How the posts pour in while I’m asleep!
Ratio1:
If during his lifetime, Jesus miraculously demonstrated, publicly and to thousands of people, that he was able to produce unlimited food from nothing, then it is strange that a year or so later not a single one of them defended his execution as a common criminal apart from a few friends. If this was a miracle, it didn’t create much permanent faith among its witnesses.
If, after his death, Jesus ‘got better’ and continued his teaching career, or stayed dead but simply disappeared, then it is strange that hundreds of years later, thousands of people were prepared to die in his defence. If this was not a miracle, then surely its long term effect certainly was.
Miracles are interesting concepts, and much thought has been given to them. Glark, who equates his personal conviction with Catholic dogma, declares infallibly that miracles are by definition irrational, but I disagree with him. I don’t think my views are contrary to Catholic teaching, but I don’t want to explore them further here, which will simply distract from the main topic, but might leave the sub-subject with the observation that although miracles are actual events to the people who witness them, they are accounts of events to the much greater number of people who don’t, and so the effect of the account, in terms of the strengthening of faith, can be much greater that the effect of the event.
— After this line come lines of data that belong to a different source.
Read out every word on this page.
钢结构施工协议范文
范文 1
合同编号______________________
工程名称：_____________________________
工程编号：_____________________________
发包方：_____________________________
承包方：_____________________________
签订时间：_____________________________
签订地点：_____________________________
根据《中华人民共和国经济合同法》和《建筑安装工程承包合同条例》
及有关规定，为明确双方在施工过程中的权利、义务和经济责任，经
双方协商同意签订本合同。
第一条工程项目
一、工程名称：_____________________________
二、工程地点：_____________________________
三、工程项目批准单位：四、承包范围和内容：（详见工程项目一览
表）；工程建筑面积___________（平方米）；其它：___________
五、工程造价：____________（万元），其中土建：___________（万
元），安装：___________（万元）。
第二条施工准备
The theology of evolution revolves around the rationality of God, and whether he interferes with it. When Pope Benedict gave his celebrated speech at Regensburg University he was at pains to point out that Catholicism is founded in rationality. He was amused to quote (ironically, of course) that “there was something odd about our university: it had two faculties devoted to something that did not exist: God.” He went on to expound on the idea that: “The decisive statement […] is this: not to act in accordance with reason is contrary to God’s nature.” The subject is capable of discussion, and is certainly not black and white. I am comfortable with the idea that certain things have occurred which I cannot explain rationally, but that do have rational explanations.
Your response to my “rule of thumb” was, I thought, weak. Try not to use the word “proof” in scientific contexts. Science doesn’t do ‘proof’. It doesn’t, sensu stricto, begin with assumptions; it begins with observations. Evolution does not “start with a false premise”; it does not start with any premise at all, true or false. It starts with observations, and attempts to link them rationally. In so far as those attempts appear, to the ‘scientific community’, to be coherent, then we call it science. Science is not a dogma, or a proof, or even fact; it is a set of coherent explanations which fit observations. It has only one axiom, which is held as strongly by atheists, Hindus, Muslims, Catholics and Jedi Knights, namely: “not to act in accordance with reason is contrary to God’s nature”.